Not a question Nash wanted to think on too hard. In a game of morally bankrupt chicken, the Trust would never blink first. “Real question is, what’re we gonna do? Drestyn’s not an idiot.” Begrudgingly, she added, “Anke, either,” and she could almost convince herself it didn’t sting as much to say her name this time. Like a granuloma closing in around a splinter. Or immurement. She liked that better—walling the pain off brick by brick, until it shriveled and died in the dark. “They’ll have a way in. We need one, too.”
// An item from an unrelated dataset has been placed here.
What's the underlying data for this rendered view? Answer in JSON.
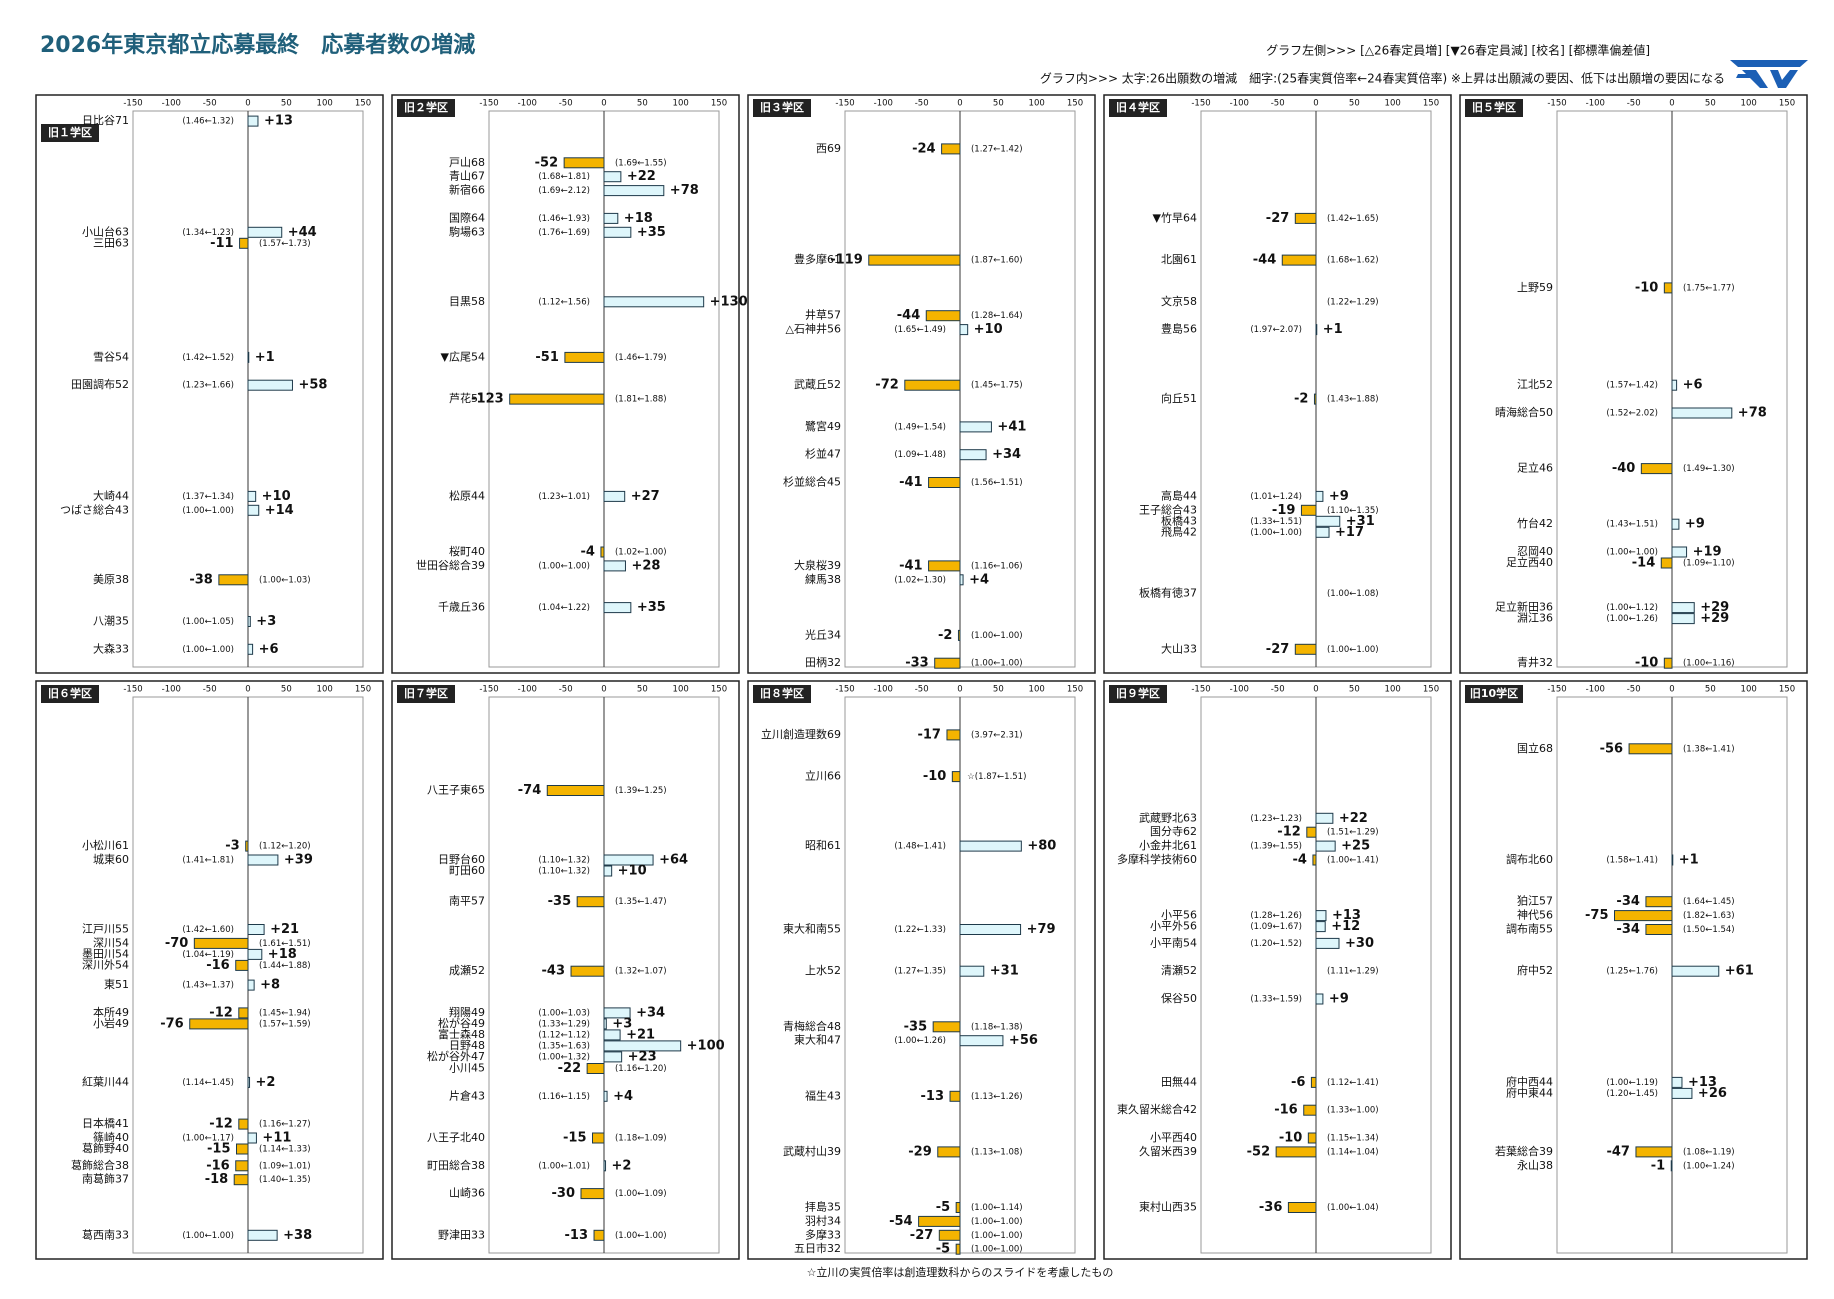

“Then let’s find one.” Saint raised his hand to enlarge the projection above the holotable, and the sea of stars became hundreds of phosphor-blue buildings rising and falling across the Lewaro cityscape like beats of a racing heart. “Figure they’re probably heading to the Admin Building, here. It’s got life support, executive suites—”

“Everything a growing insurrection needs.” Nash snorted.
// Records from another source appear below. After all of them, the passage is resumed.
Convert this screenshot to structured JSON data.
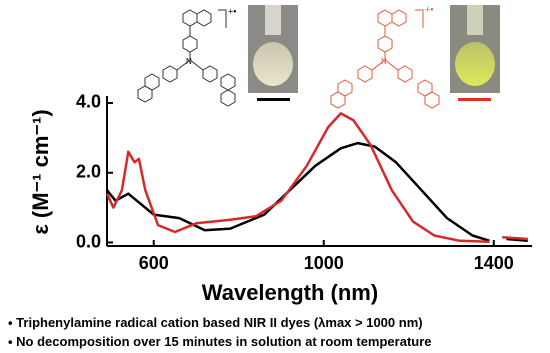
{
  "chart_data": {
    "type": "line",
    "xlabel": "Wavelength (nm)",
    "ylabel": "ε (M⁻¹ cm⁻¹)",
    "xlim": [
      490,
      1490
    ],
    "xticks": [
      600,
      1000,
      1400
    ],
    "ylim": [
      -0.1,
      4.2
    ],
    "yticks": [
      {
        "value": 0,
        "label": "0.0"
      },
      {
        "value": 2,
        "label": "2.0"
      },
      {
        "value": 4,
        "label": "4.0"
      }
    ],
    "series": [
      {
        "color": "#000000",
        "x": [
          490,
          510,
          540,
          560,
          600,
          660,
          720,
          780,
          860,
          920,
          980,
          1040,
          1080,
          1120,
          1170,
          1230,
          1290,
          1350,
          1390,
          1400,
          1430,
          1480
        ],
        "values": [
          1.5,
          1.2,
          1.4,
          1.2,
          0.8,
          0.7,
          0.35,
          0.4,
          0.8,
          1.5,
          2.2,
          2.7,
          2.85,
          2.75,
          2.3,
          1.5,
          0.7,
          0.2,
          0.05,
          null,
          0.1,
          0.05
        ]
      },
      {
        "color": "#d42a2a",
        "x": [
          490,
          505,
          525,
          540,
          555,
          565,
          580,
          610,
          650,
          700,
          780,
          840,
          900,
          960,
          1010,
          1040,
          1070,
          1110,
          1160,
          1210,
          1260,
          1320,
          1390,
          1400,
          1420,
          1480
        ],
        "values": [
          1.4,
          1.0,
          1.5,
          2.6,
          2.3,
          2.4,
          1.5,
          0.5,
          0.3,
          0.55,
          0.65,
          0.75,
          1.2,
          2.2,
          3.3,
          3.7,
          3.5,
          2.8,
          1.5,
          0.6,
          0.2,
          0.05,
          0.02,
          null,
          0.15,
          0.1
        ]
      }
    ]
  },
  "structures": [
    {
      "charge": "+•"
    },
    {
      "charge": "+•"
    }
  ],
  "notes": [
    "Triphenylamine radical cation based NIR II dyes (λmax > 1000 nm)",
    "No decomposition over 15 minutes in solution at room temperature"
  ]
}
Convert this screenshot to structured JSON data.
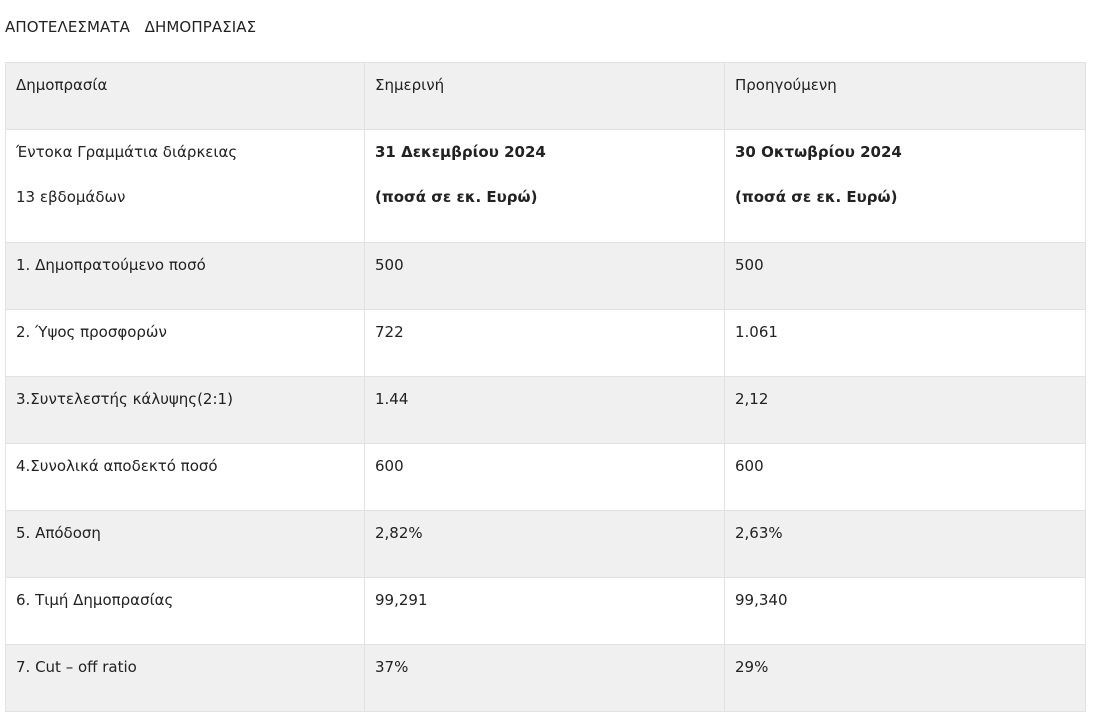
{
  "page_title": "ΑΠΟΤΕΛΕΣΜΑΤΑ   ΔΗΜΟΠΡΑΣΙΑΣ",
  "table": {
    "header": {
      "col1": "Δημοπρασία",
      "col2": "Σημερινή",
      "col3": "Προηγούμενη"
    },
    "instrument": {
      "name_line1": "Έντοκα Γραμμάτια διάρκειας",
      "name_line2": "13 εβδομάδων",
      "current_date": "31 Δεκεμβρίου 2024",
      "current_unit": "(ποσά σε εκ. Ευρώ)",
      "previous_date": "30 Οκτωβρίου 2024",
      "previous_unit": "(ποσά σε εκ. Ευρώ)"
    },
    "rows": [
      {
        "label": "1. Δημοπρατούμενο ποσό",
        "current": "500",
        "previous": "500"
      },
      {
        "label": "2. Ύψος προσφορών",
        "current": "722",
        "previous": "1.061"
      },
      {
        "label": "3.Συντελεστής κάλυψης(2:1)",
        "current": "1.44",
        "previous": "2,12"
      },
      {
        "label": "4.Συνολικά αποδεκτό ποσό",
        "current": "600",
        "previous": "600"
      },
      {
        "label": "5. Απόδοση",
        "current": "2,82%",
        "previous": "2,63%"
      },
      {
        "label": "6. Τιμή Δημοπρασίας",
        "current": "99,291",
        "previous": "99,340"
      },
      {
        "label": "7. Cut – off ratio",
        "current": "37%",
        "previous": "29%"
      }
    ]
  }
}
Saint flicked the air over the tallest building on the map. “Cap, can I get a list of anything near here? Bounty targets, dry docks—anything we can use to override their lockout.”

Now there was the start of a plan. Even a full station lockdown only barred nonessential access; no port could refuse access for an active warrant or a damaged ship. “Look at you, getting all underhanded and sneaky.” She socked his shoulder cheerfully. “I like it.”
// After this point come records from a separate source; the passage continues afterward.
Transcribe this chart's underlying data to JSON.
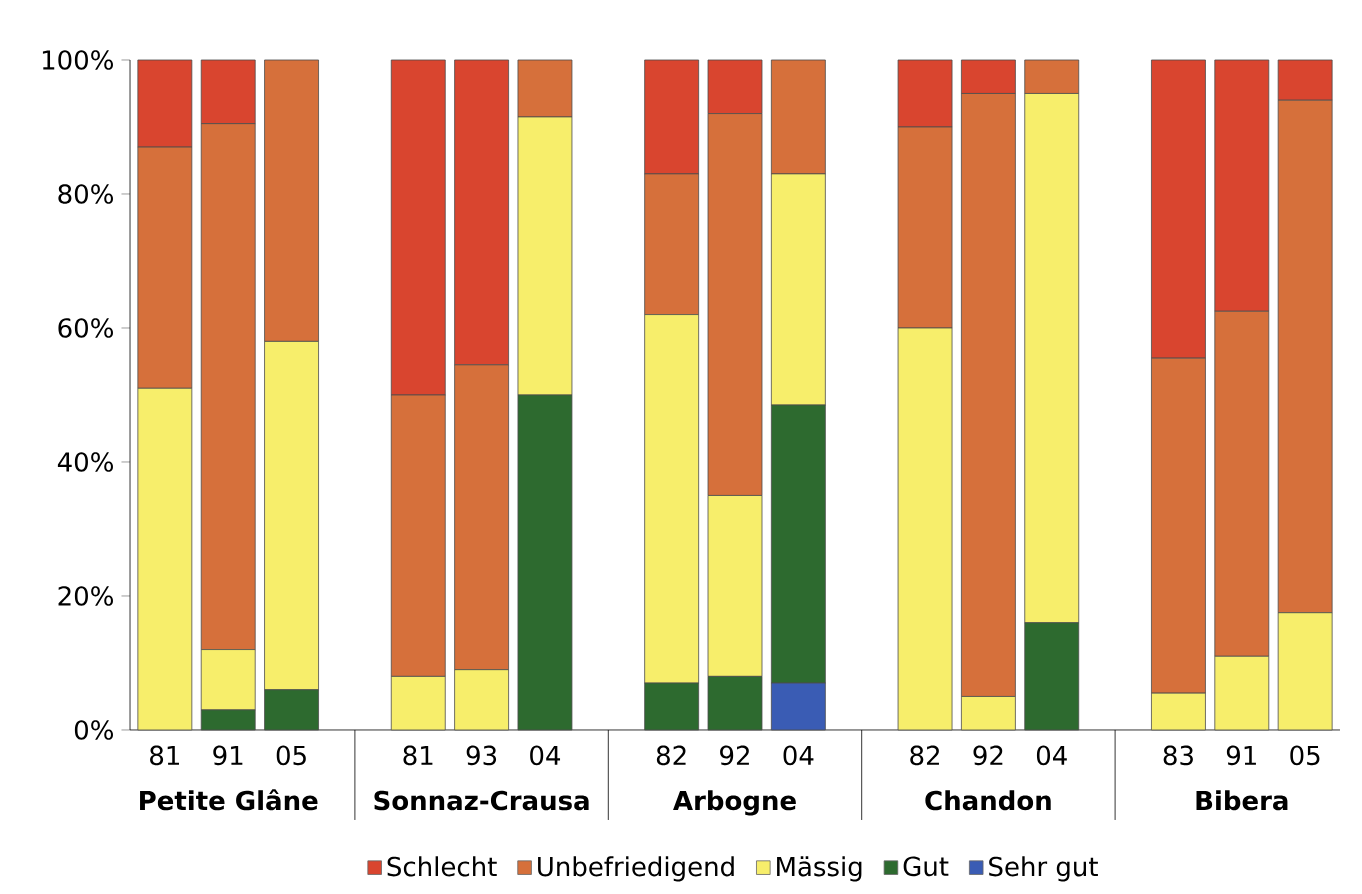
{
  "chart_data": {
    "type": "bar",
    "stacked": true,
    "categories": [
      "81",
      "91",
      "05",
      "81",
      "93",
      "04",
      "82",
      "92",
      "04",
      "82",
      "92",
      "04",
      "83",
      "91",
      "05"
    ],
    "series": [
      {
        "name": "Sehr gut",
        "color": "#3a5cb4",
        "values": [
          0,
          0,
          0,
          0,
          0,
          0,
          0,
          0,
          7,
          0,
          0,
          0,
          0,
          0,
          0
        ]
      },
      {
        "name": "Gut",
        "color": "#2d6a2f",
        "values": [
          0,
          3,
          6,
          0,
          0,
          50,
          7,
          8,
          41.5,
          0,
          0,
          16,
          0,
          0,
          0
        ]
      },
      {
        "name": "Mässig",
        "color": "#f7ee6b",
        "values": [
          51,
          9,
          52,
          8,
          9,
          41.5,
          55,
          27,
          34.5,
          60,
          5,
          79,
          5.5,
          11,
          17.5
        ]
      },
      {
        "name": "Unbefriedigend",
        "color": "#d6703b",
        "values": [
          36,
          78.5,
          42,
          42,
          45.5,
          8.5,
          21,
          57,
          17,
          30,
          90,
          5,
          50,
          51.5,
          76.5
        ]
      },
      {
        "name": "Schlecht",
        "color": "#d9452f",
        "values": [
          13,
          9.5,
          0,
          50,
          45.5,
          0,
          17,
          8,
          0,
          10,
          5,
          0,
          44.5,
          37.5,
          6
        ]
      }
    ],
    "ylim": [
      0,
      100
    ],
    "yticks": [
      {
        "value": 0,
        "label": "0%"
      },
      {
        "value": 20,
        "label": "20%"
      },
      {
        "value": 40,
        "label": "40%"
      },
      {
        "value": 60,
        "label": "60%"
      },
      {
        "value": 80,
        "label": "80%"
      },
      {
        "value": 100,
        "label": "100%"
      }
    ],
    "annotations": [
      "Petite Glâne",
      "Sonnaz-Crausa",
      "Arbogne",
      "Chandon",
      "Bibera"
    ],
    "legend": "bottom"
  }
}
The map scrolled through a cluster of buildings around the Admin Building, sweeping up from the middle of the domed city. Banking center, high-rise hotel—

“There.” Saint swiped his hand across the map, spinning the image until it centered on a shorter, rounded tower on the other side. “They’ve got a hospital.”

Ah, shit. Just when they’d started to get their groove back. “Saint—”

But he cut her off. “It’s perfect. Can’t refuse hospital access to a critical case, and it’s just a frog-hop away from the Admin Building. We claim right of entry for the hospital, and you and I can make the jump over there while Cap plays ambulance and hacks us in. It’s our cleanest ingress.”

“Right, and that’s all this is about,” she shot back. She wanted to smack him. Shake him. Don’t do this to yourself, you sad fucking masochist. It was all she could do to keep her hands at her sides and her voice steady as she explained, “Jal is stable right now, Saint. We finish up here, and we could still get him home in time for his family to say goodbye.” It wasn’t the happy ending that poor bastard deserved, but it was something. “But if he goes in that hospital, there’s a solid chance he doesn’t make it back out. Even if they do everything right, odds are he never makes it home, and that’s not what we promised him.”

“What you promised him!” She knew Saint had something volatile under all that carefully practiced temperance, but she rarely saw it. She flinched. “You promised,” he repeated, quieter. More carefully. “He didn’t ask me for anything, Nash. He just—” He faltered, jaw working around the words he couldn’t say until he found some he could. “You said there’s a chance he dies in that hospital, so that means there’s a chance that he doesn’t.”

Everything he said was true: her way, he had a chance of making it home to die; Saint’s way, he had a chance of living to make it home. Wasn’t something she’d run the probabilities on, and she could tell Eoan was biting their tongue.

“It’s risky,” she said. “If we claim right of entry, they’ll try to confine us to the hospital; and if the Deadworld Code hits the city, he’ll be as much at risk as everyone else.”

“I know.”

“And it’s selfish,” she added, quieter. “It’s not what he asked for.”

Saint’s head dipped, fractionally. “I know that, too.”

For all her reservations, Nash guessed that settled it. The hospital was their way in. She’d just have to find another way to keep her promise. Sorry, miner boy. You’re not done saving us yet. “Fuck it, I’m in.” All in, all the way to the end; they’d never given each other anything less, and she wouldn’t start now. “So, don’t suppose you’ve got any ideas how we swing it?”

“Only way we know how,” Saint said, lips turned in a wry grin. “Wit, grit, and crazy shit.”